Letzte Woche wurde unsere Balkontür am oberen Balkon, Gartenseite, repariert. Was soll denn das jetzt, fragen Sie sich sicher, denn es ist ja eigentlich keine Sensationsnachricht für die VBE Homepage. Ich finde doch. Zur Sache: Unsere Balkontür war seit April defekt. Die Fensterbaufirma wurde umgehend beauftragt. Ein Monteur kam das erste Mal Mitte Juli. Ich mache es kurz: bis dieser Schaden nun letztendlich behoben wurde, eine Routinearbeit, vergingen insgesamt sieben Monate.
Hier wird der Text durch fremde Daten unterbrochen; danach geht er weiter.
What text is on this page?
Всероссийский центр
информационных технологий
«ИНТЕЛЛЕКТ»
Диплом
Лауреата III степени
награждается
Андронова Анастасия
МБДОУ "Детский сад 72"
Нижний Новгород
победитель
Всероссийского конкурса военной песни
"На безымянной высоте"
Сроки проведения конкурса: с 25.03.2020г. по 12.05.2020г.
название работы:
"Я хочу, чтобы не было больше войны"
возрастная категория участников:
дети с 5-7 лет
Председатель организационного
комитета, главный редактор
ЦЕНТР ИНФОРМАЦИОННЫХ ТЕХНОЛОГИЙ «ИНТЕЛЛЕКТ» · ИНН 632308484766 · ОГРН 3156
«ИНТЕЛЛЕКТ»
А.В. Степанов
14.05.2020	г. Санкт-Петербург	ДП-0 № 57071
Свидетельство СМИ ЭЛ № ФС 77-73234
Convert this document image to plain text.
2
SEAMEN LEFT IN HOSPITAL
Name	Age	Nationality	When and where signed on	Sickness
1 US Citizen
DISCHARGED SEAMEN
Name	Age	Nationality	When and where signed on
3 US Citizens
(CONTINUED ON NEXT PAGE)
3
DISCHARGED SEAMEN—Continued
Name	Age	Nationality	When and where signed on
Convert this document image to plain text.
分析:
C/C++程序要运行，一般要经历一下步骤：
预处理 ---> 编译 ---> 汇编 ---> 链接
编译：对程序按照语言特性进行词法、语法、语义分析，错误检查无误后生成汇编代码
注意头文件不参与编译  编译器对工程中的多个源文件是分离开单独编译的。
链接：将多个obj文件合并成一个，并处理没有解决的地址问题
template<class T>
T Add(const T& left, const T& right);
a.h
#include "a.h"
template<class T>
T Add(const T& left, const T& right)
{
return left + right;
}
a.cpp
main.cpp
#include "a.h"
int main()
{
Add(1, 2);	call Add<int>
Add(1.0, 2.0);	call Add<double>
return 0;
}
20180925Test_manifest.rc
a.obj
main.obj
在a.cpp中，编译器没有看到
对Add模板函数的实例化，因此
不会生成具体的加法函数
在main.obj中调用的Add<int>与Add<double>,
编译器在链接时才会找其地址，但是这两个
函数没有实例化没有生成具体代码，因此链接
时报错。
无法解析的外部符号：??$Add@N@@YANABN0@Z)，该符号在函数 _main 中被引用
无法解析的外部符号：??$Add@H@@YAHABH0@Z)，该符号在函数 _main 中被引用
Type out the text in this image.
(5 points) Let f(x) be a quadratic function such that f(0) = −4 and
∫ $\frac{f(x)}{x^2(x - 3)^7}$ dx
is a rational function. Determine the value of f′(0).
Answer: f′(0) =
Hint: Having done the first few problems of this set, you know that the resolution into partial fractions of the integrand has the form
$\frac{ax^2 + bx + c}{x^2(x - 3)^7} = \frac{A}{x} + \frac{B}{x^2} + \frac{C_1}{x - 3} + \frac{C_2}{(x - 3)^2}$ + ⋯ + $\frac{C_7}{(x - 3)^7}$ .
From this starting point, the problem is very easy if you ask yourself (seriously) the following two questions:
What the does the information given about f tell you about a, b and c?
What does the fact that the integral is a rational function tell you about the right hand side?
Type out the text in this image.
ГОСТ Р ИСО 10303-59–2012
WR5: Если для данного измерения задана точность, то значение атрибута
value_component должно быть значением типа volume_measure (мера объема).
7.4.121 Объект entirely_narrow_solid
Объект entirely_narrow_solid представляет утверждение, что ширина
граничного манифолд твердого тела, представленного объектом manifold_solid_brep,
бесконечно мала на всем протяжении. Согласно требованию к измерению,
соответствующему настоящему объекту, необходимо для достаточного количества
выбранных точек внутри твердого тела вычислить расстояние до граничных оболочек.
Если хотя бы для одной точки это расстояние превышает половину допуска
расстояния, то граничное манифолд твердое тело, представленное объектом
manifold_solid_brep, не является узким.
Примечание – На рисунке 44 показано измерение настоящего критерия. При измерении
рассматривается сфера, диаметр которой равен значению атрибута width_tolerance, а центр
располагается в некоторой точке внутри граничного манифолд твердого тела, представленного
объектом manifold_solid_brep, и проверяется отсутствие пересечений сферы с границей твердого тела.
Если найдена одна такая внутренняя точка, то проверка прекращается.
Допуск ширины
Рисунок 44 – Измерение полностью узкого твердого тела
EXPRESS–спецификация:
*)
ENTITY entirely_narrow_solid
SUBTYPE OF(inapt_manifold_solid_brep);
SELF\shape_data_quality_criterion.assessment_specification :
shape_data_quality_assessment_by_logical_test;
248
Ich überlasse die Unannehmlichkeiten und die mangelnde Sicherheit des Hauses Ihrer Phantasie. „Wegen Corona“, sagte mir die nette Bürokraft der Fensterbaufirma, die ich mehrfach wegen nicht erfolgter Termine kontaktierte. Vermutlich hat sich auch „wegen Corona“ glücklicherweise kein Einbrecher gefunden, der die erleichterten Voraussetzungen für einen Beutezug wahrnehmen wollte. Die Balkontür ist aber nicht das einzige. Unsere Steuer liegt wegen Corona seit April beim Steuerberater. Das Bürgeramt, in dem ich meinen Uralt-Führerschein hätte erneuern lassen müssen, war lange komplett geschlossen. Ich habe noch keinen neuen Führerschein. Wegen Corona. Der Baumschnitt im Garten kann nicht wie sonst stattfinden. „Wegen Corona“ ist der Gärtner völlig im Verzug mit seinen Aufträgen. Im örtlichen Finanzamt ist niemand erreichbar. Das Landesamt für Besoldung und Versorgung bittet um Verständnis, wegen Corona. Fachärzte hatten wochenlang komplett zu, wegen Corona. Termine erst wieder im nächsten Jahr. Ich könnte noch einige Beispiele anführen. Die „wegen Corona“ Episode mit unserem Installateur erspare ich Ihnen. Aber man zeigt Verständnis für all diese Pandemie-bedingten, ärgerlichen oder lästigen Unannehmlichkeiten, die zur Zeit entstehen. Mussten die Firmen, Praxen, Behörden und Büros doch erstmal einen Modus finden, mit dieser völlig neuen unvorhersehbaren Krise umzugehen.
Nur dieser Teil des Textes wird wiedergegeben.